Placebo is used for control in an experiment. the purpose of placebo is to determine the change between the controlled treatment and the other treatments
what is the best way to reduce bias?
randomness. sophisticated answer: make as many things as random as possible
What is the difference between a study and an experiment?
In a study you are basically just watching and in an experiment you are manipulating factors and (hopefully randomly) assigning treatments
What is the difference between confounding and lurking?
Confounding is to experiment, we may think a treatment works when it was really the environment (like sunlight on plant growth…. we then block by proximity to window. to remove that confounding variable). .Lurking is to sample, y and x makes it appear that x may be causing y, like ice cream sales and surfing accidents.
What is the difference between subjects in experiments and subjects in sample surveys?
Samples for surveys try to represent the entire population of interest and often experimental units are all the same type of tomato because we want to just look at impact of treatments.
What is the difference between single-blind and double blind?
Single blinding is when all individuals in either one of the classes are blinded; double-blinded is when everyone in BOTH classes are blinded. Classes are: subjects, treatment givers, evaluators?
What are the two blinding groups?
Group one: subjects and the people giving subjects the treatment.
Group two: those people assessing the groups to compare results.
What is the main purpose of a placebo ?
To blind the subject that is being experimented on to avoid influence to the given variable therefore altering the response variable . When people think they’re getting help, they often improve anyway..
What is the placebo effect?
When those who get the placebo show improvements, or show the effects of the treatment. This often happens to up 20% of participants!
What is the purpose of matching?
Matching, like blocking, reduces unwanted variation. In a retrospective or prospective study, subjects who are similar in ways not under study may be matched and then compared with each other on the variables of intrest.
What is the sure way to assign treatments correctly?
throw names in hat and pick
What’s a useful alternative when you can’t run an experiment? What are they useful forms of this, and how do you preform them respectively?
An alternative of an experiments could be an observational study. A prospective observational study is when you identify subjects in advance and record data as you go along. A retrospective observational study is when you analyze observations from the past.
Who can be blinded?
Subjects and Those delivering treatments.

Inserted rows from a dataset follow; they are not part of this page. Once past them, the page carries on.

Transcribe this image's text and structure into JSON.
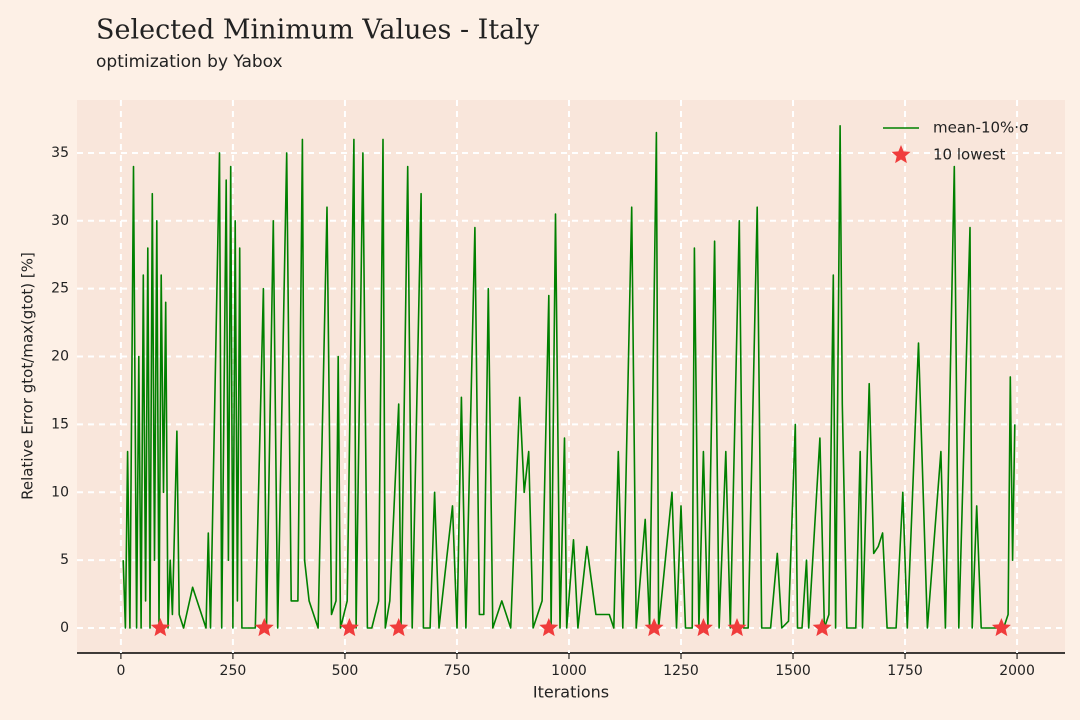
{
  "chart_data": {
    "type": "line",
    "title": "Selected Minimum Values - Italy",
    "subtitle": "optimization by Yabox",
    "xlabel": "Iterations",
    "ylabel": "Relative Error gtot/max(gtot) [%]",
    "xlim": [
      -98,
      2107
    ],
    "ylim": [
      -1.84,
      38.9
    ],
    "xticks": [
      0,
      250,
      500,
      750,
      1000,
      1250,
      1500,
      1750,
      2000
    ],
    "yticks": [
      0,
      5,
      10,
      15,
      20,
      25,
      30,
      35
    ],
    "grid": true,
    "legend": "upper right",
    "series": [
      {
        "name": "mean-10%·σ",
        "color": "#008000",
        "kind": "line",
        "x": [
          5,
          10,
          15,
          20,
          28,
          35,
          40,
          45,
          50,
          55,
          60,
          65,
          70,
          75,
          80,
          85,
          90,
          95,
          100,
          105,
          110,
          115,
          125,
          130,
          140,
          160,
          190,
          195,
          200,
          220,
          225,
          235,
          240,
          245,
          250,
          255,
          260,
          265,
          270,
          280,
          300,
          318,
          325,
          340,
          350,
          370,
          380,
          395,
          405,
          410,
          420,
          440,
          460,
          470,
          480,
          485,
          490,
          505,
          520,
          525,
          540,
          550,
          560,
          575,
          585,
          590,
          600,
          620,
          625,
          640,
          650,
          670,
          675,
          690,
          700,
          710,
          740,
          750,
          760,
          770,
          790,
          800,
          810,
          820,
          830,
          850,
          870,
          890,
          900,
          910,
          920,
          940,
          955,
          960,
          970,
          980,
          990,
          995,
          1010,
          1020,
          1040,
          1060,
          1090,
          1100,
          1110,
          1120,
          1140,
          1150,
          1170,
          1180,
          1195,
          1200,
          1230,
          1240,
          1250,
          1260,
          1275,
          1280,
          1290,
          1300,
          1310,
          1325,
          1335,
          1350,
          1360,
          1380,
          1390,
          1400,
          1420,
          1430,
          1450,
          1465,
          1475,
          1490,
          1505,
          1510,
          1520,
          1530,
          1535,
          1560,
          1570,
          1580,
          1590,
          1595,
          1605,
          1610,
          1620,
          1640,
          1650,
          1655,
          1670,
          1680,
          1690,
          1700,
          1710,
          1730,
          1745,
          1755,
          1780,
          1800,
          1830,
          1840,
          1860,
          1870,
          1895,
          1900,
          1910,
          1920,
          1960,
          1970,
          1980,
          1985,
          1990,
          1995
        ],
        "values": [
          5,
          0,
          13,
          0,
          34,
          0,
          20,
          0,
          26,
          2,
          28,
          0,
          32,
          5,
          30,
          0,
          26,
          10,
          24,
          0,
          5,
          1,
          14.5,
          1,
          0,
          3,
          0,
          7,
          0,
          35,
          0,
          33,
          5,
          34,
          0,
          30,
          2,
          28,
          0,
          0,
          0,
          25,
          0,
          30,
          0,
          35,
          2,
          2,
          36,
          5,
          2,
          0,
          31,
          1,
          2,
          20,
          0,
          2,
          36,
          0,
          35,
          0,
          0,
          2,
          36,
          0,
          2,
          16.5,
          0,
          34,
          0,
          32,
          0,
          0,
          10,
          0,
          9,
          0,
          17,
          0,
          29.5,
          1,
          1,
          25,
          0,
          2,
          0,
          17,
          10,
          13,
          0,
          2,
          24.5,
          0,
          30.5,
          0,
          14,
          0,
          6.5,
          0,
          6,
          1,
          1,
          0,
          13,
          0,
          31,
          0,
          8,
          0,
          36.5,
          0,
          10,
          0,
          9,
          0,
          0,
          28,
          0,
          13,
          0,
          28.5,
          0,
          13,
          0,
          30,
          0,
          0,
          31,
          0,
          0,
          5.5,
          0,
          0.5,
          15,
          0,
          0,
          5,
          0,
          14,
          0,
          1,
          26,
          0,
          37,
          16.5,
          0,
          0,
          13,
          0,
          18,
          5.5,
          6,
          7,
          0,
          0,
          10,
          0,
          21,
          0,
          13,
          0,
          34,
          0,
          29.5,
          0,
          9,
          0,
          0,
          0,
          1,
          18.5,
          5,
          15
        ]
      },
      {
        "name": "10 lowest",
        "color": "#f03c3c",
        "kind": "scatter",
        "x": [
          88,
          320,
          510,
          620,
          955,
          1190,
          1300,
          1375,
          1565,
          1965
        ],
        "values": [
          0,
          0,
          0,
          0,
          0,
          0,
          0,
          0,
          0,
          0
        ]
      }
    ]
  }
}
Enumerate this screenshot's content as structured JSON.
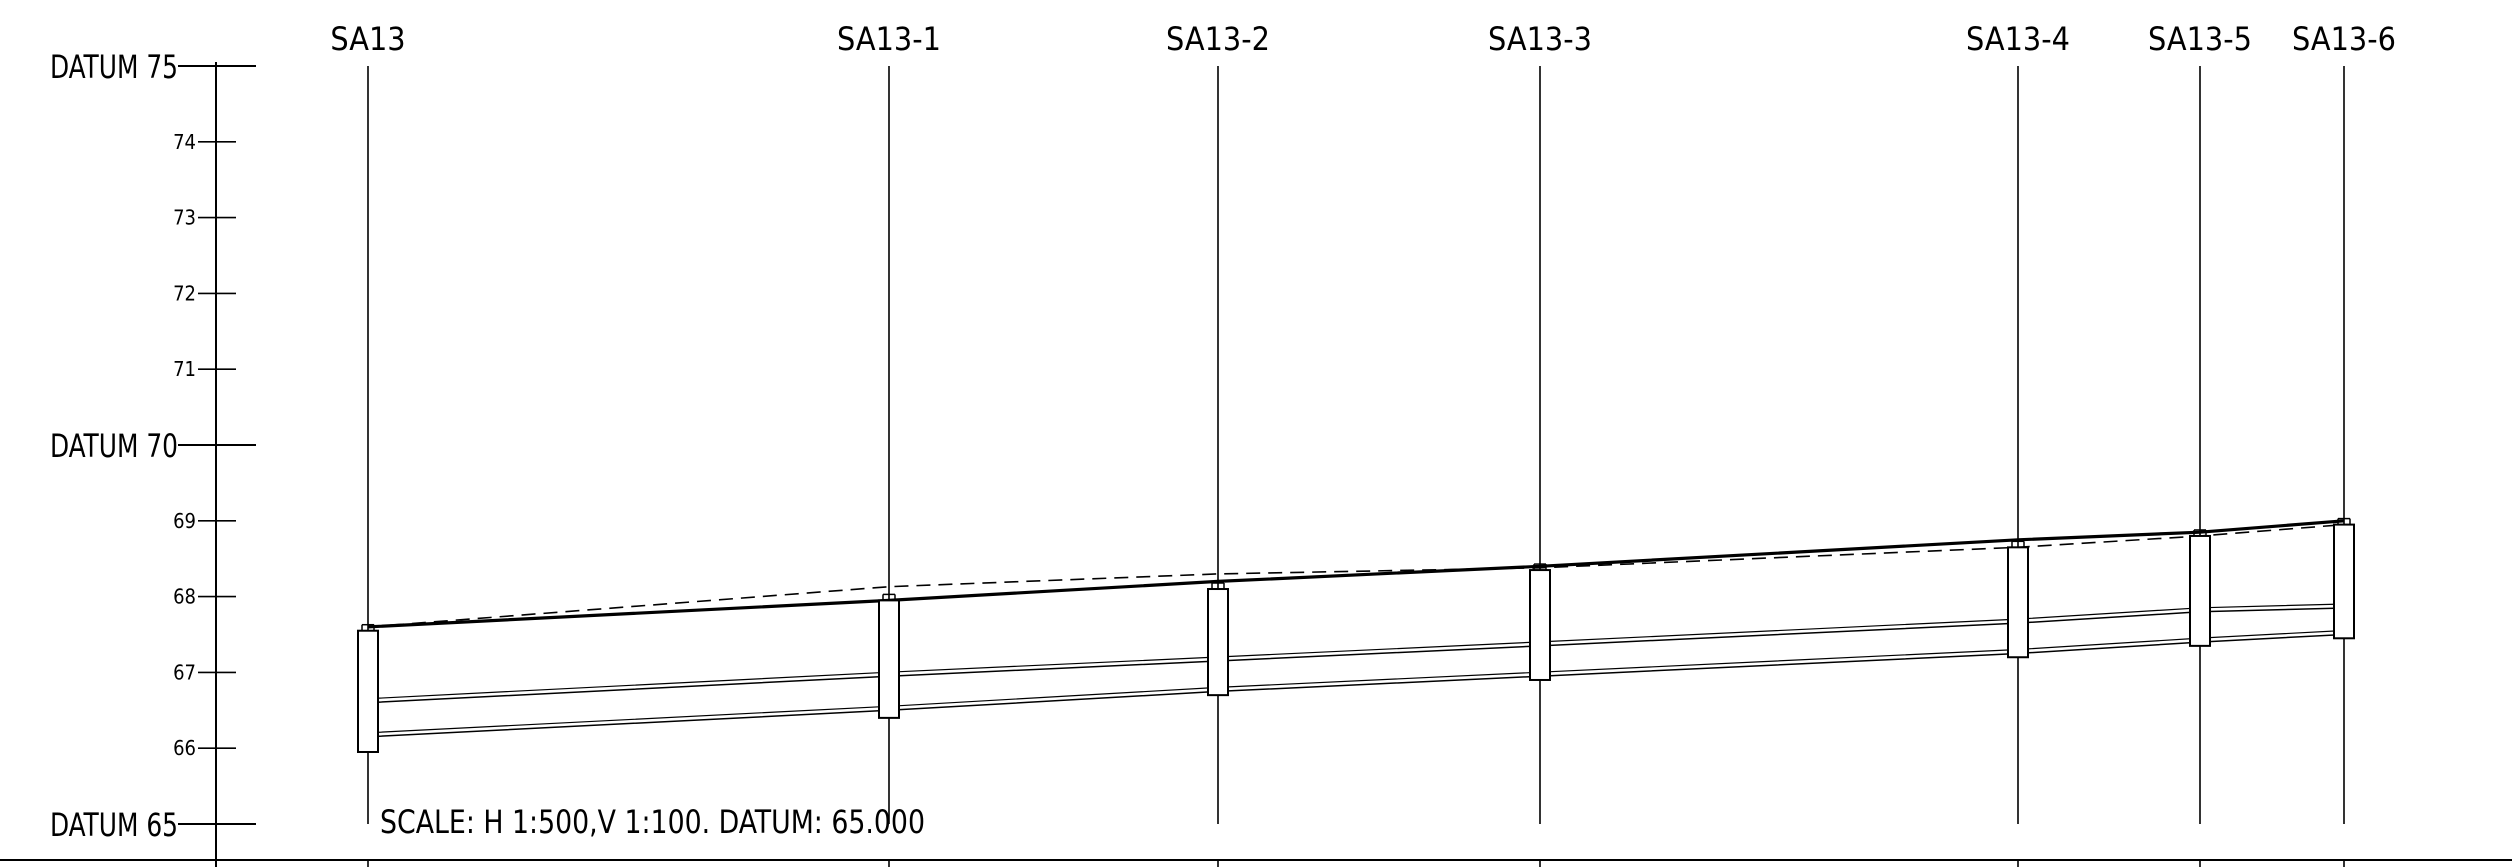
{
  "datum_labels": [
    {
      "text": "DATUM 75",
      "value": 75
    },
    {
      "text": "DATUM 70",
      "value": 70
    },
    {
      "text": "DATUM 65",
      "value": 65
    }
  ],
  "minor_ticks": [
    {
      "text": "74",
      "value": 74
    },
    {
      "text": "73",
      "value": 73
    },
    {
      "text": "72",
      "value": 72
    },
    {
      "text": "71",
      "value": 71
    },
    {
      "text": "69",
      "value": 69
    },
    {
      "text": "68",
      "value": 68
    },
    {
      "text": "67",
      "value": 67
    },
    {
      "text": "66",
      "value": 66
    }
  ],
  "stations": [
    {
      "name": "SA13",
      "ground": 67.6,
      "dashed": 67.6,
      "pipe_top": 66.6,
      "pipe_bottom": 66.15,
      "post_top": 67.55,
      "post_bottom": 65.95
    },
    {
      "name": "SA13-1",
      "ground": 67.95,
      "dashed": 68.13,
      "pipe_top": 66.95,
      "pipe_bottom": 66.5,
      "post_top": 67.95,
      "post_bottom": 66.4
    },
    {
      "name": "SA13-2",
      "ground": 68.2,
      "dashed": 68.3,
      "pipe_top": 67.15,
      "pipe_bottom": 66.75,
      "post_top": 68.1,
      "post_bottom": 66.7
    },
    {
      "name": "SA13-3",
      "ground": 68.4,
      "dashed": 68.38,
      "pipe_top": 67.35,
      "pipe_bottom": 66.95,
      "post_top": 68.35,
      "post_bottom": 66.9
    },
    {
      "name": "SA13-4",
      "ground": 68.75,
      "dashed": 68.65,
      "pipe_top": 67.65,
      "pipe_bottom": 67.25,
      "post_top": 68.65,
      "post_bottom": 67.2
    },
    {
      "name": "SA13-5",
      "ground": 68.85,
      "dashed": 68.8,
      "pipe_top": 67.8,
      "pipe_bottom": 67.4,
      "post_top": 68.8,
      "post_bottom": 67.35
    },
    {
      "name": "SA13-6",
      "ground": 69.0,
      "dashed": 68.95,
      "pipe_top": 67.85,
      "pipe_bottom": 67.5,
      "post_top": 68.95,
      "post_bottom": 67.45
    }
  ],
  "scale_note": "SCALE: H 1:500,V 1:100. DATUM: 65.000",
  "colors": {
    "line": "#000000",
    "background": "#ffffff"
  }
}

Those assessing effectiveness of treatments. and three mice.
Why do you have to block?
You don’t have to.. But you might want to if you feel that the experimental units (subjects) may respond differently to the treatment.
Why does it make sense to double-blind an experiment?
It reduces bias in an experiment. If subjects don’t know what treatment they’re receiving, they won’t change their habits based on that knowledge. If evaluators don’t know which treatment each subject is receiving, they won’t bias the true results based on the results they expect to see
Why randomize in an experiment?
To avoid bias. An experimenter might want their treatment to work, so may chose the subjects that might respond best.
what is completely randomized?
all subjects names in a hat and pick
what is randomized block
separate subjects into blocks (cats here.. Dogs here? rabbits here..) then put dog names in dog hat and choose for treatments.. And same with others, therefore each block will get all of the treatments.